Geometry Proof, Need help!!!

[lynlawdac]

Hi,

I have the following problem that I am trying to explain to my son and I don't know where to start or finish for that matter. Here it is:

Given: Triangle PDQ with line segment AB parallel to line segment PQ

Prove: DA x PQ = AB x DP

I need the step by step proof with the statements and reasons.


Thanks to anyone who could help me out on this one.

 

[tkhunny]

You didn't state where A and B are? On the triangle maybe? If so, where?

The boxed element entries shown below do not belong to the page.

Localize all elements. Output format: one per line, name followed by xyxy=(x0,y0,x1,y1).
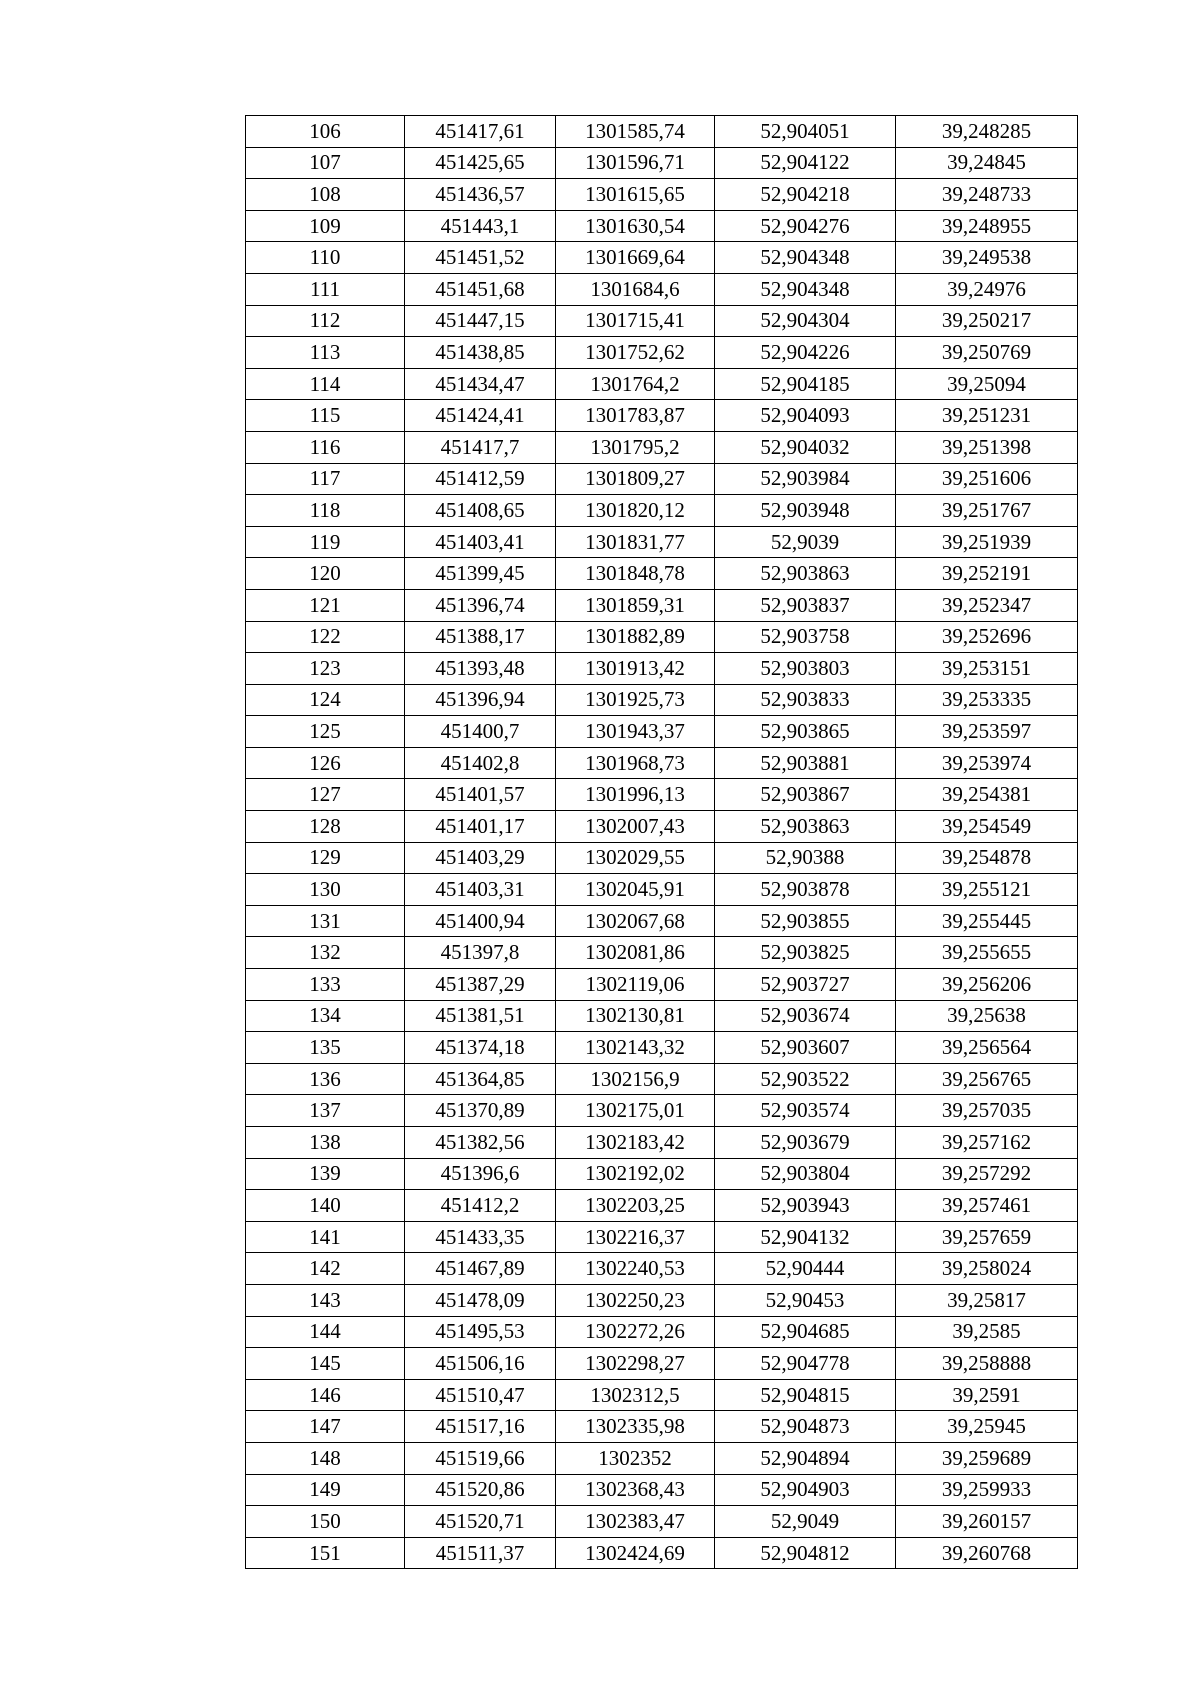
y-coordinate-cell: 1302175,01 xyxy=(556,1095,715,1127)
table-row xyxy=(246,1442,1078,1474)
longitude-cell: 39,2591 xyxy=(896,1379,1078,1411)
point-number-cell: 111 xyxy=(246,273,405,305)
table-row xyxy=(246,969,1078,1001)
x-coordinate-cell: 451412,2 xyxy=(405,1190,556,1222)
latitude-cell: 52,904218 xyxy=(715,179,896,211)
latitude-cell: 52,904032 xyxy=(715,431,896,463)
x-coordinate-cell: 451393,48 xyxy=(405,653,556,685)
point-number-cell: 138 xyxy=(246,1127,405,1159)
x-coordinate-cell: 451400,94 xyxy=(405,905,556,937)
point-number-cell: 110 xyxy=(246,242,405,274)
coordinates-table xyxy=(245,115,1078,1569)
point-number-cell: 125 xyxy=(246,716,405,748)
point-number-cell: 117 xyxy=(246,463,405,495)
latitude-cell: 52,90444 xyxy=(715,1253,896,1285)
x-coordinate-cell: 451401,57 xyxy=(405,779,556,811)
table-row xyxy=(246,1537,1078,1569)
y-coordinate-cell: 1301913,42 xyxy=(556,653,715,685)
y-coordinate-cell: 1301684,6 xyxy=(556,273,715,305)
y-coordinate-cell: 1302312,5 xyxy=(556,1379,715,1411)
table-row xyxy=(246,431,1078,463)
x-coordinate-cell: 451396,6 xyxy=(405,1158,556,1190)
table-row xyxy=(246,1000,1078,1032)
point-number-cell: 137 xyxy=(246,1095,405,1127)
longitude-cell: 39,251939 xyxy=(896,526,1078,558)
table-row xyxy=(246,400,1078,432)
longitude-cell: 39,25094 xyxy=(896,368,1078,400)
table-row xyxy=(246,1506,1078,1538)
latitude-cell: 52,903674 xyxy=(715,1000,896,1032)
y-coordinate-cell: 1301882,89 xyxy=(556,621,715,653)
table-row xyxy=(246,210,1078,242)
point-number-cell: 114 xyxy=(246,368,405,400)
table-row xyxy=(246,1221,1078,1253)
longitude-cell: 39,256765 xyxy=(896,1063,1078,1095)
point-number-cell: 136 xyxy=(246,1063,405,1095)
y-coordinate-cell: 1301848,78 xyxy=(556,558,715,590)
table-row xyxy=(246,1411,1078,1443)
table-row xyxy=(246,589,1078,621)
latitude-cell: 52,904894 xyxy=(715,1442,896,1474)
point-number-cell: 144 xyxy=(246,1316,405,1348)
table-row xyxy=(246,463,1078,495)
table-row xyxy=(246,526,1078,558)
y-coordinate-cell: 1302203,25 xyxy=(556,1190,715,1222)
y-coordinate-cell: 1301943,37 xyxy=(556,716,715,748)
point-number-cell: 151 xyxy=(246,1537,405,1569)
longitude-cell: 39,255655 xyxy=(896,937,1078,969)
latitude-cell: 52,904304 xyxy=(715,305,896,337)
table-row xyxy=(246,558,1078,590)
y-coordinate-cell: 1302007,43 xyxy=(556,811,715,843)
point-number-cell: 122 xyxy=(246,621,405,653)
x-coordinate-cell: 451434,47 xyxy=(405,368,556,400)
table-row xyxy=(246,1316,1078,1348)
y-coordinate-cell: 1301669,64 xyxy=(556,242,715,274)
latitude-cell: 52,904815 xyxy=(715,1379,896,1411)
longitude-cell: 39,251767 xyxy=(896,495,1078,527)
longitude-cell: 39,258024 xyxy=(896,1253,1078,1285)
longitude-cell: 39,255121 xyxy=(896,874,1078,906)
point-number-cell: 124 xyxy=(246,684,405,716)
point-number-cell: 121 xyxy=(246,589,405,621)
latitude-cell: 52,903878 xyxy=(715,874,896,906)
x-coordinate-cell: 451396,74 xyxy=(405,589,556,621)
y-coordinate-cell: 1301859,31 xyxy=(556,589,715,621)
x-coordinate-cell: 451478,09 xyxy=(405,1284,556,1316)
x-coordinate-cell: 451403,41 xyxy=(405,526,556,558)
y-coordinate-cell: 1302335,98 xyxy=(556,1411,715,1443)
longitude-cell: 39,259689 xyxy=(896,1442,1078,1474)
table-row xyxy=(246,179,1078,211)
y-coordinate-cell: 1301752,62 xyxy=(556,337,715,369)
x-coordinate-cell: 451438,85 xyxy=(405,337,556,369)
longitude-cell: 39,257461 xyxy=(896,1190,1078,1222)
longitude-cell: 39,251231 xyxy=(896,400,1078,432)
y-coordinate-cell: 1302424,69 xyxy=(556,1537,715,1569)
y-coordinate-cell: 1302250,23 xyxy=(556,1284,715,1316)
point-number-cell: 131 xyxy=(246,905,405,937)
longitude-cell: 39,248955 xyxy=(896,210,1078,242)
latitude-cell: 52,903758 xyxy=(715,621,896,653)
latitude-cell: 52,90453 xyxy=(715,1284,896,1316)
y-coordinate-cell: 1301831,77 xyxy=(556,526,715,558)
point-number-cell: 147 xyxy=(246,1411,405,1443)
table-row xyxy=(246,874,1078,906)
longitude-cell: 39,260768 xyxy=(896,1537,1078,1569)
y-coordinate-cell: 1302081,86 xyxy=(556,937,715,969)
longitude-cell: 39,254878 xyxy=(896,842,1078,874)
table-row xyxy=(246,1063,1078,1095)
longitude-cell: 39,259933 xyxy=(896,1474,1078,1506)
y-coordinate-cell: 1302272,26 xyxy=(556,1316,715,1348)
point-number-cell: 142 xyxy=(246,1253,405,1285)
x-coordinate-cell: 451510,47 xyxy=(405,1379,556,1411)
x-coordinate-cell: 451424,41 xyxy=(405,400,556,432)
x-coordinate-cell: 451402,8 xyxy=(405,747,556,779)
latitude-cell: 52,903863 xyxy=(715,811,896,843)
point-number-cell: 128 xyxy=(246,811,405,843)
longitude-cell: 39,257292 xyxy=(896,1158,1078,1190)
coordinates-table-body xyxy=(246,116,1078,1569)
latitude-cell: 52,903984 xyxy=(715,463,896,495)
y-coordinate-cell: 1301715,41 xyxy=(556,305,715,337)
latitude-cell: 52,903522 xyxy=(715,1063,896,1095)
longitude-cell: 39,253151 xyxy=(896,653,1078,685)
x-coordinate-cell: 451425,65 xyxy=(405,147,556,179)
table-row xyxy=(246,1095,1078,1127)
latitude-cell: 52,903574 xyxy=(715,1095,896,1127)
longitude-cell: 39,258888 xyxy=(896,1348,1078,1380)
y-coordinate-cell: 1301585,74 xyxy=(556,116,715,148)
x-coordinate-cell: 451364,85 xyxy=(405,1063,556,1095)
latitude-cell: 52,903679 xyxy=(715,1127,896,1159)
table-row xyxy=(246,368,1078,400)
x-coordinate-cell: 451436,57 xyxy=(405,179,556,211)
longitude-cell: 39,257659 xyxy=(896,1221,1078,1253)
x-coordinate-cell: 451397,8 xyxy=(405,937,556,969)
table-row xyxy=(246,1474,1078,1506)
longitude-cell: 39,256564 xyxy=(896,1032,1078,1064)
longitude-cell: 39,254381 xyxy=(896,779,1078,811)
y-coordinate-cell: 1301996,13 xyxy=(556,779,715,811)
y-coordinate-cell: 1301783,87 xyxy=(556,400,715,432)
point-number-cell: 146 xyxy=(246,1379,405,1411)
x-coordinate-cell: 451451,68 xyxy=(405,273,556,305)
point-number-cell: 148 xyxy=(246,1442,405,1474)
latitude-cell: 52,9049 xyxy=(715,1506,896,1538)
latitude-cell: 52,903804 xyxy=(715,1158,896,1190)
table-row xyxy=(246,1253,1078,1285)
longitude-cell: 39,24845 xyxy=(896,147,1078,179)
y-coordinate-cell: 1302298,27 xyxy=(556,1348,715,1380)
longitude-cell: 39,249538 xyxy=(896,242,1078,274)
latitude-cell: 52,903948 xyxy=(715,495,896,527)
latitude-cell: 52,904093 xyxy=(715,400,896,432)
table-row xyxy=(246,1158,1078,1190)
longitude-cell: 39,250769 xyxy=(896,337,1078,369)
table-row xyxy=(246,273,1078,305)
x-coordinate-cell: 451382,56 xyxy=(405,1127,556,1159)
point-number-cell: 150 xyxy=(246,1506,405,1538)
x-coordinate-cell: 451506,16 xyxy=(405,1348,556,1380)
latitude-cell: 52,904122 xyxy=(715,147,896,179)
table-row xyxy=(246,621,1078,653)
y-coordinate-cell: 1302183,42 xyxy=(556,1127,715,1159)
point-number-cell: 140 xyxy=(246,1190,405,1222)
table-row xyxy=(246,337,1078,369)
x-coordinate-cell: 451396,94 xyxy=(405,684,556,716)
longitude-cell: 39,248733 xyxy=(896,179,1078,211)
y-coordinate-cell: 1302192,02 xyxy=(556,1158,715,1190)
point-number-cell: 108 xyxy=(246,179,405,211)
y-coordinate-cell: 1301795,2 xyxy=(556,431,715,463)
y-coordinate-cell: 1302156,9 xyxy=(556,1063,715,1095)
table-row xyxy=(246,684,1078,716)
x-coordinate-cell: 451520,86 xyxy=(405,1474,556,1506)
latitude-cell: 52,904226 xyxy=(715,337,896,369)
point-number-cell: 127 xyxy=(246,779,405,811)
longitude-cell: 39,257162 xyxy=(896,1127,1078,1159)
point-number-cell: 133 xyxy=(246,969,405,1001)
point-number-cell: 132 xyxy=(246,937,405,969)
y-coordinate-cell: 1301596,71 xyxy=(556,147,715,179)
y-coordinate-cell: 1301615,65 xyxy=(556,179,715,211)
table-row xyxy=(246,1379,1078,1411)
latitude-cell: 52,904348 xyxy=(715,242,896,274)
latitude-cell: 52,903863 xyxy=(715,558,896,590)
y-coordinate-cell: 1301630,54 xyxy=(556,210,715,242)
longitude-cell: 39,25817 xyxy=(896,1284,1078,1316)
x-coordinate-cell: 451433,35 xyxy=(405,1221,556,1253)
table-row xyxy=(246,937,1078,969)
longitude-cell: 39,248285 xyxy=(896,116,1078,148)
y-coordinate-cell: 1301764,2 xyxy=(556,368,715,400)
latitude-cell: 52,903865 xyxy=(715,716,896,748)
x-coordinate-cell: 451401,17 xyxy=(405,811,556,843)
y-coordinate-cell: 1302029,55 xyxy=(556,842,715,874)
point-number-cell: 139 xyxy=(246,1158,405,1190)
point-number-cell: 134 xyxy=(246,1000,405,1032)
y-coordinate-cell: 1302216,37 xyxy=(556,1221,715,1253)
point-number-cell: 106 xyxy=(246,116,405,148)
table-row xyxy=(246,116,1078,148)
table-row xyxy=(246,653,1078,685)
x-coordinate-cell: 451403,29 xyxy=(405,842,556,874)
point-number-cell: 129 xyxy=(246,842,405,874)
point-number-cell: 149 xyxy=(246,1474,405,1506)
latitude-cell: 52,904132 xyxy=(715,1221,896,1253)
y-coordinate-cell: 1302045,91 xyxy=(556,874,715,906)
point-number-cell: 116 xyxy=(246,431,405,463)
table-row xyxy=(246,242,1078,274)
point-number-cell: 143 xyxy=(246,1284,405,1316)
point-number-cell: 130 xyxy=(246,874,405,906)
y-coordinate-cell: 1301925,73 xyxy=(556,684,715,716)
longitude-cell: 39,260157 xyxy=(896,1506,1078,1538)
longitude-cell: 39,252191 xyxy=(896,558,1078,590)
x-coordinate-cell: 451400,7 xyxy=(405,716,556,748)
y-coordinate-cell: 1302368,43 xyxy=(556,1474,715,1506)
latitude-cell: 52,904903 xyxy=(715,1474,896,1506)
x-coordinate-cell: 451370,89 xyxy=(405,1095,556,1127)
point-number-cell: 113 xyxy=(246,337,405,369)
x-coordinate-cell: 451495,53 xyxy=(405,1316,556,1348)
longitude-cell: 39,252696 xyxy=(896,621,1078,653)
x-coordinate-cell: 451408,65 xyxy=(405,495,556,527)
x-coordinate-cell: 451412,59 xyxy=(405,463,556,495)
table-row xyxy=(246,495,1078,527)
table-row xyxy=(246,1284,1078,1316)
point-number-cell: 123 xyxy=(246,653,405,685)
y-coordinate-cell: 1302067,68 xyxy=(556,905,715,937)
x-coordinate-cell: 451417,7 xyxy=(405,431,556,463)
latitude-cell: 52,904873 xyxy=(715,1411,896,1443)
longitude-cell: 39,25638 xyxy=(896,1000,1078,1032)
longitude-cell: 39,25945 xyxy=(896,1411,1078,1443)
latitude-cell: 52,904276 xyxy=(715,210,896,242)
latitude-cell: 52,9039 xyxy=(715,526,896,558)
x-coordinate-cell: 451517,16 xyxy=(405,1411,556,1443)
point-number-cell: 119 xyxy=(246,526,405,558)
table-row xyxy=(246,305,1078,337)
x-coordinate-cell: 451447,15 xyxy=(405,305,556,337)
longitude-cell: 39,250217 xyxy=(896,305,1078,337)
point-number-cell: 107 xyxy=(246,147,405,179)
x-coordinate-cell: 451519,66 xyxy=(405,1442,556,1474)
latitude-cell: 52,903833 xyxy=(715,684,896,716)
table-row xyxy=(246,716,1078,748)
point-number-cell: 120 xyxy=(246,558,405,590)
latitude-cell: 52,904812 xyxy=(715,1537,896,1569)
point-number-cell: 126 xyxy=(246,747,405,779)
latitude-cell: 52,904685 xyxy=(715,1316,896,1348)
y-coordinate-cell: 1302143,32 xyxy=(556,1032,715,1064)
longitude-cell: 39,253335 xyxy=(896,684,1078,716)
table-row xyxy=(246,147,1078,179)
table-row xyxy=(246,811,1078,843)
x-coordinate-cell: 451374,18 xyxy=(405,1032,556,1064)
point-number-cell: 141 xyxy=(246,1221,405,1253)
x-coordinate-cell: 451417,61 xyxy=(405,116,556,148)
longitude-cell: 39,254549 xyxy=(896,811,1078,843)
x-coordinate-cell: 451381,51 xyxy=(405,1000,556,1032)
x-coordinate-cell: 451467,89 xyxy=(405,1253,556,1285)
y-coordinate-cell: 1301968,73 xyxy=(556,747,715,779)
table-row xyxy=(246,747,1078,779)
x-coordinate-cell: 451520,71 xyxy=(405,1506,556,1538)
y-coordinate-cell: 1302383,47 xyxy=(556,1506,715,1538)
table-row xyxy=(246,779,1078,811)
y-coordinate-cell: 1302130,81 xyxy=(556,1000,715,1032)
latitude-cell: 52,903837 xyxy=(715,589,896,621)
point-number-cell: 118 xyxy=(246,495,405,527)
table-row xyxy=(246,905,1078,937)
x-coordinate-cell: 451511,37 xyxy=(405,1537,556,1569)
table-row xyxy=(246,1348,1078,1380)
latitude-cell: 52,903881 xyxy=(715,747,896,779)
longitude-cell: 39,253974 xyxy=(896,747,1078,779)
latitude-cell: 52,903607 xyxy=(715,1032,896,1064)
longitude-cell: 39,251606 xyxy=(896,463,1078,495)
longitude-cell: 39,253597 xyxy=(896,716,1078,748)
table-row xyxy=(246,1032,1078,1064)
point-number-cell: 115 xyxy=(246,400,405,432)
latitude-cell: 52,90388 xyxy=(715,842,896,874)
latitude-cell: 52,903825 xyxy=(715,937,896,969)
table-row xyxy=(246,1190,1078,1222)
latitude-cell: 52,904185 xyxy=(715,368,896,400)
x-coordinate-cell: 451403,31 xyxy=(405,874,556,906)
longitude-cell: 39,255445 xyxy=(896,905,1078,937)
longitude-cell: 39,24976 xyxy=(896,273,1078,305)
longitude-cell: 39,257035 xyxy=(896,1095,1078,1127)
x-coordinate-cell: 451443,1 xyxy=(405,210,556,242)
x-coordinate-cell: 451387,29 xyxy=(405,969,556,1001)
longitude-cell: 39,252347 xyxy=(896,589,1078,621)
x-coordinate-cell: 451388,17 xyxy=(405,621,556,653)
latitude-cell: 52,903803 xyxy=(715,653,896,685)
longitude-cell: 39,251398 xyxy=(896,431,1078,463)
point-number-cell: 145 xyxy=(246,1348,405,1380)
latitude-cell: 52,904051 xyxy=(715,116,896,148)
x-coordinate-cell: 451451,52 xyxy=(405,242,556,274)
y-coordinate-cell: 1301820,12 xyxy=(556,495,715,527)
y-coordinate-cell: 1302119,06 xyxy=(556,969,715,1001)
latitude-cell: 52,904778 xyxy=(715,1348,896,1380)
longitude-cell: 39,2585 xyxy=(896,1316,1078,1348)
table-row xyxy=(246,1127,1078,1159)
point-number-cell: 109 xyxy=(246,210,405,242)
table-row xyxy=(246,842,1078,874)
latitude-cell: 52,903855 xyxy=(715,905,896,937)
latitude-cell: 52,903727 xyxy=(715,969,896,1001)
point-number-cell: 135 xyxy=(246,1032,405,1064)
y-coordinate-cell: 1302352 xyxy=(556,1442,715,1474)
latitude-cell: 52,903943 xyxy=(715,1190,896,1222)
x-coordinate-cell: 451399,45 xyxy=(405,558,556,590)
point-number-cell: 112 xyxy=(246,305,405,337)
latitude-cell: 52,904348 xyxy=(715,273,896,305)
latitude-cell: 52,903867 xyxy=(715,779,896,811)
longitude-cell: 39,256206 xyxy=(896,969,1078,1001)
y-coordinate-cell: 1302240,53 xyxy=(556,1253,715,1285)
y-coordinate-cell: 1301809,27 xyxy=(556,463,715,495)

Does it matter?

 

[pka]

Given: Triangle PDQ with line segment AB parallel to line segment PQ
Prove: DA x PQ = AB x DP

First you must add that: A is between P & D.
Then prove ΔDAB similar to ΔDPQ.
Do that by corresponding angles from parallel lines.
Then you have DA/DP = AB/PQ.

 

[lynlawdac]

Steps for proof?

Can anyone give me a step by step proof for this one? Maybe it would make more sense to me if I saw how it plays out.

 

[pka]

Because \(\displaystyle \overline {AB} ||\overline {PQ}\) then \(\displaystyle \angle DAB \simeq \angle DPQ\quad \& \quad \angle DBA \simeq \angle DQP\).

This is sufficient to show \(\displaystyle \Delta DAB \approx \Delta DPQ\).

By corresponding parts we get \(\displaystyle \frac{{DA}}{{DP}} = \frac{{AB}}{{PQ}}\).